Almay Béla G L
Department of Neurology, Umeå University, S-901 85 UmeåSweden.
Pain. 1987 Jun;29(3):335-346. doi: 10.1016/0304-3959(87)90048-0.
The frequency of depressive symptomatology as estimated by means of self-rating on a visual analogue scale and the pain drawings by patients were compared between healthy volunteers, patients with neurogenic pain syndromes and patients with idiopathic pain syndromes. All patients with chronic pain syndromes had significantly more depressive symptomatology than the healthy volunteers. Patients with idiopathic pain syndromes had significantly more inhibition symptoms--memory disturbances and concentration difficulties--than patients with neurogenic pain syndromes. In the pain drawings, estimated by means of the technique suggested by Margolis et al. [10], the idiopathic pain patients had significantly higher scores on both raw scores and weighted body surface scores than the patients with neurogenic pain syndromes. Thus, both self-rating of depressive symptomatology and pain drawings can be of some help in the difficult clinical delineation between patients with idiopathic and neurogenic pain syndromes, respectively, but used as single measures, both methods have low discriminative power.

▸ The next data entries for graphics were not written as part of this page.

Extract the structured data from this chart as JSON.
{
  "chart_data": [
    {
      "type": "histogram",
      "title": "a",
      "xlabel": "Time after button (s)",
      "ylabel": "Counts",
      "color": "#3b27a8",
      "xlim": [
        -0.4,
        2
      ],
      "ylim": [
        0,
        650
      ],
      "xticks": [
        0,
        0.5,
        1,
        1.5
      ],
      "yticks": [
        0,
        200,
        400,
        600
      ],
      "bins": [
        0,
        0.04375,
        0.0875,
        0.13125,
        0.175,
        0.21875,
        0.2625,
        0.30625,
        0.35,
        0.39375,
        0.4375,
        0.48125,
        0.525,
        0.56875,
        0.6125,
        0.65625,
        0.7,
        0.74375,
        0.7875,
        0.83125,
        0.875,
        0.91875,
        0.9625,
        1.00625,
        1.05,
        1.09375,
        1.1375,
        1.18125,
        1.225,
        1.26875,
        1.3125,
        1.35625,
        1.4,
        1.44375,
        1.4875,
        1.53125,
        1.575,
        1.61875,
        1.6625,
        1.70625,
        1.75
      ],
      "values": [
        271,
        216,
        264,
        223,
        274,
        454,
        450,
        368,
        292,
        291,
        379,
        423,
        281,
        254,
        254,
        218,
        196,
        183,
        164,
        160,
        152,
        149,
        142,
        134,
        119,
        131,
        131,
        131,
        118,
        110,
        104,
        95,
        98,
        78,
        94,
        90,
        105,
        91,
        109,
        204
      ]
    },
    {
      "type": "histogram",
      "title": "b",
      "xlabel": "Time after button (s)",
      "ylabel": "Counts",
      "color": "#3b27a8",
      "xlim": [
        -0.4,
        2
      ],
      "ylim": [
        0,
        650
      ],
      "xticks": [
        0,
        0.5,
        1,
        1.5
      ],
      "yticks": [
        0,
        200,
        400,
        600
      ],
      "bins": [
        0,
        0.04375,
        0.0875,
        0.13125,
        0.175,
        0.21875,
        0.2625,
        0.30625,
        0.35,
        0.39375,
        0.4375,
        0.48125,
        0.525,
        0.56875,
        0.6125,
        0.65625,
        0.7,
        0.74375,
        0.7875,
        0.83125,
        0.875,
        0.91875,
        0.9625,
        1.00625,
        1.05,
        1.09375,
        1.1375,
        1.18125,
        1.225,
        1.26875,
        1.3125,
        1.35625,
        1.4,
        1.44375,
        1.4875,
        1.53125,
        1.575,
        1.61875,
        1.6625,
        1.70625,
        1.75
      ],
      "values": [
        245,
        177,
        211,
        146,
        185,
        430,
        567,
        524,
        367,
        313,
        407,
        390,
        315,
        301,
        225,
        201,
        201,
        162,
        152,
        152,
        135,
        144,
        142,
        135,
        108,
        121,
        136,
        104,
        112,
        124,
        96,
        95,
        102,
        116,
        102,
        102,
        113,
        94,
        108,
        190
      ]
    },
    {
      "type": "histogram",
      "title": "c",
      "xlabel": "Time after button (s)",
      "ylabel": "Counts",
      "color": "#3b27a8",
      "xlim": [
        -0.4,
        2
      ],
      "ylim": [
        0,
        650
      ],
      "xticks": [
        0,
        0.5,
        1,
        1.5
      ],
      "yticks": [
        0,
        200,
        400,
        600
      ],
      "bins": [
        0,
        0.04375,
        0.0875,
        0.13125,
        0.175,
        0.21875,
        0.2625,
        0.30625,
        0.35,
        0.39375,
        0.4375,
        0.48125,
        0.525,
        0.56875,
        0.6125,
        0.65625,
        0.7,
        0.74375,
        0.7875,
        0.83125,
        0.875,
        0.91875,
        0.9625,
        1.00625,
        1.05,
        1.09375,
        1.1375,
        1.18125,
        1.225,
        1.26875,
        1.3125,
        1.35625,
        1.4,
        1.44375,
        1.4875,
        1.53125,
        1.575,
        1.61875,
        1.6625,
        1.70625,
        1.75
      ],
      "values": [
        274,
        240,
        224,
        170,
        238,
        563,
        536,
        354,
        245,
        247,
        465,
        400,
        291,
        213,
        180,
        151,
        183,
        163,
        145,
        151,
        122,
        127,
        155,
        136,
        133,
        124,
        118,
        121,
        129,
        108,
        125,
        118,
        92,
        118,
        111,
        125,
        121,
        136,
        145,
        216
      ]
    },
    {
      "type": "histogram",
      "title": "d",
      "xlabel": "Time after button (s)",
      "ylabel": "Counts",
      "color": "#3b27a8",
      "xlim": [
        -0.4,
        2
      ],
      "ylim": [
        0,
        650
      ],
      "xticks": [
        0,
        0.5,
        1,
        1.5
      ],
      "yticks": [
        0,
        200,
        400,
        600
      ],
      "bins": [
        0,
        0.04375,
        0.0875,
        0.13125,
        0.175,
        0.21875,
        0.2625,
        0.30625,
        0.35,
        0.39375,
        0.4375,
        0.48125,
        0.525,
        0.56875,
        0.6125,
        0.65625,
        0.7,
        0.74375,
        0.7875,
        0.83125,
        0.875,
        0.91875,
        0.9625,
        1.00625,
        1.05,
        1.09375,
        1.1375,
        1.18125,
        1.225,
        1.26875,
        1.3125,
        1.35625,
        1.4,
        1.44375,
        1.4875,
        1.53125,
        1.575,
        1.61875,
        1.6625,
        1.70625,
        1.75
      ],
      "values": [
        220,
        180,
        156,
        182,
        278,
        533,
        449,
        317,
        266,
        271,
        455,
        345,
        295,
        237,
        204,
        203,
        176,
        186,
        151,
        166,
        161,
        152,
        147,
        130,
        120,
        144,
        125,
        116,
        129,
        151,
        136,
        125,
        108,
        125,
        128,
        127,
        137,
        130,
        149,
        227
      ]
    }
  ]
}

通过视觉模拟量表自评以及患者疼痛绘图评估的抑郁症状频率,在健康志愿者、神经源性疼痛综合征患者和特发性疼痛综合征患者之间进行了比较。所有慢性疼痛综合征患者的抑郁症状均显著多于健康志愿者。特发性疼痛综合征患者比神经源性疼痛综合征患者有更多的抑制症状,即记忆障碍和注意力不集中。在根据Margolis等人[10]建议的技术评估的疼痛绘图中,特发性疼痛患者在原始分数和加权体表面积分数上均显著高于神经源性疼痛综合征患者。因此,抑郁症状自评和疼痛绘图在分别区分特发性和神经源性疼痛综合征患者的困难临床鉴别中都可能有一定帮助,但作为单一测量方法,这两种方法的鉴别力都较低。